Krishnamurthy emphasizes another gap in current law: the lack of provisions for monetary compensation and damages. “Courts can currently only halt the distribution or use of infringing material, but the harm to the celebrity’s finances or reputation has already occurred,” he explains. “Who compensates them for those losses?” Including financial penalties in codified law could serve as a powerful deterrent against violations.
However, Mani presents a counterargument, suggesting that leaving personality rights uncodified actually benefits plaintiffs by giving courts broader interpretive flexibility.
The Technology Factor
Yet this debate takes on new urgency in an era of rapidly advancing technology that poses unprecedented threats to identity and livelihood.
The year 2024 saw hundreds of Hollywood screenwriters strike over concerns about generative AI replacing human creativity. That same year, actress Scarlett Johansson publicly accused OpenAI of appropriating her voice for their GPT-4o model—an allegation the company disputed.
Can stronger legal frameworks protect individuals from technological exploitation of their identities?

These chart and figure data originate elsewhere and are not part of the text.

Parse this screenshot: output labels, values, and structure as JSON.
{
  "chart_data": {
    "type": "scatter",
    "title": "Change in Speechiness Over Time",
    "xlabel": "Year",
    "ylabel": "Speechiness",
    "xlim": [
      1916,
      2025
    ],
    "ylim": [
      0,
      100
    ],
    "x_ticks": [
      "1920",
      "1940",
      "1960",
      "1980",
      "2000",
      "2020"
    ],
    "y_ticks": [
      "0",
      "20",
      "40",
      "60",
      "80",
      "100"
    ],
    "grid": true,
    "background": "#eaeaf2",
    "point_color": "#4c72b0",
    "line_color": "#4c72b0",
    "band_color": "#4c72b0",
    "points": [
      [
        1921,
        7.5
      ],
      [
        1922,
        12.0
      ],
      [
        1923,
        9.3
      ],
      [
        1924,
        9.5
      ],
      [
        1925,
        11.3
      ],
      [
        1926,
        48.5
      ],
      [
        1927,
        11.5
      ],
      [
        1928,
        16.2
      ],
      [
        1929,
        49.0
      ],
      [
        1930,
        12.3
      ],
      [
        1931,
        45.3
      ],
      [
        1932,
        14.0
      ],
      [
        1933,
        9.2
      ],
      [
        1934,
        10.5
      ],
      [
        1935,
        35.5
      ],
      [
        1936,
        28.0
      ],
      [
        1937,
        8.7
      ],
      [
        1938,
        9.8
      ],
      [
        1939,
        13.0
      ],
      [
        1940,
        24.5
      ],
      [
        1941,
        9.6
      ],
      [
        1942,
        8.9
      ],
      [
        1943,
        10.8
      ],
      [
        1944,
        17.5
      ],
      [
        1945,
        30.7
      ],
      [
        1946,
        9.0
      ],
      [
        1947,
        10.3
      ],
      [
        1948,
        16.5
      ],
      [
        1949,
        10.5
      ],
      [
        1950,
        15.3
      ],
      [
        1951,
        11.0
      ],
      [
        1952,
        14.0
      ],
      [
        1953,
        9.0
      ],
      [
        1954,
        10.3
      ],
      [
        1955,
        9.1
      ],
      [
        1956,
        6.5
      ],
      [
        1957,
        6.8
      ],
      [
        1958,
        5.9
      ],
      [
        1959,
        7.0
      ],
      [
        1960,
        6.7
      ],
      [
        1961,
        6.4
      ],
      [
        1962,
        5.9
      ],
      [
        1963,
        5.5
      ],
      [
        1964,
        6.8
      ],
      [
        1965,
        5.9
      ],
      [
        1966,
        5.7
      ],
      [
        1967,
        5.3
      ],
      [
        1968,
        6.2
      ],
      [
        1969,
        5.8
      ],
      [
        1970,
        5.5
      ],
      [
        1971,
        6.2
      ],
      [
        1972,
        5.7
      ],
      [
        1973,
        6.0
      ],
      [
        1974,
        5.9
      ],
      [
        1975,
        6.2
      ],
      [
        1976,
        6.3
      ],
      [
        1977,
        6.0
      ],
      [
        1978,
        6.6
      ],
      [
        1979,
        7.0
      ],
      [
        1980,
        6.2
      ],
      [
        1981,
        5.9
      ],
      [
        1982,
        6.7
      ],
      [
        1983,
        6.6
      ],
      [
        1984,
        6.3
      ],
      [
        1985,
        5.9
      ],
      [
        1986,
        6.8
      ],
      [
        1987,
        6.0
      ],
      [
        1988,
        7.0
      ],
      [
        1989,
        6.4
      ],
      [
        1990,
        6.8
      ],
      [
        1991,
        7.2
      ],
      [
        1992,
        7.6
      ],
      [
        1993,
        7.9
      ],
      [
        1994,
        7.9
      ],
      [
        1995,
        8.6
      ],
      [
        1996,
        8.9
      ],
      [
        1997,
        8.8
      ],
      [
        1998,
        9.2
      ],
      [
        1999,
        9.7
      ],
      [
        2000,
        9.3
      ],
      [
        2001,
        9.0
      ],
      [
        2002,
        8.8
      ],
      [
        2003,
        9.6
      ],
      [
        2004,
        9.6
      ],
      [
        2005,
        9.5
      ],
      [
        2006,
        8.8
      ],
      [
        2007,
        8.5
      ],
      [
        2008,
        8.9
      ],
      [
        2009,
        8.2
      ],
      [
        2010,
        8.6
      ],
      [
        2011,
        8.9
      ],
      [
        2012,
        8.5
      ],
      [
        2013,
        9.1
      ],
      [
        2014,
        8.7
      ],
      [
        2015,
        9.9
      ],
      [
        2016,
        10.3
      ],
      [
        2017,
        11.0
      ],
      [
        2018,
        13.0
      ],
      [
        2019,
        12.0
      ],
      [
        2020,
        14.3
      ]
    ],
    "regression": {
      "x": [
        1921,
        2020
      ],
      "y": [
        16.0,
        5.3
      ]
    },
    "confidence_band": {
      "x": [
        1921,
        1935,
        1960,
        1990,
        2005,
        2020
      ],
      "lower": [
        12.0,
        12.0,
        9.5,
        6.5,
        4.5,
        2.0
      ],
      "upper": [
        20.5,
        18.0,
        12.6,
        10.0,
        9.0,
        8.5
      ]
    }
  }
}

Mani remains skeptical that legislation alone provides the answer. “Laws will inevitably trail behind technology, regardless of how meticulously they’re drafted,” she argues.
Instead, she advocates for interpreting existing laws with awareness of modern societal complexities. “What matters most is understanding your rights and actively enforcing them, which allows you to benefit from the protections already embedded in our legal framework, particularly the constitution,” she concludes.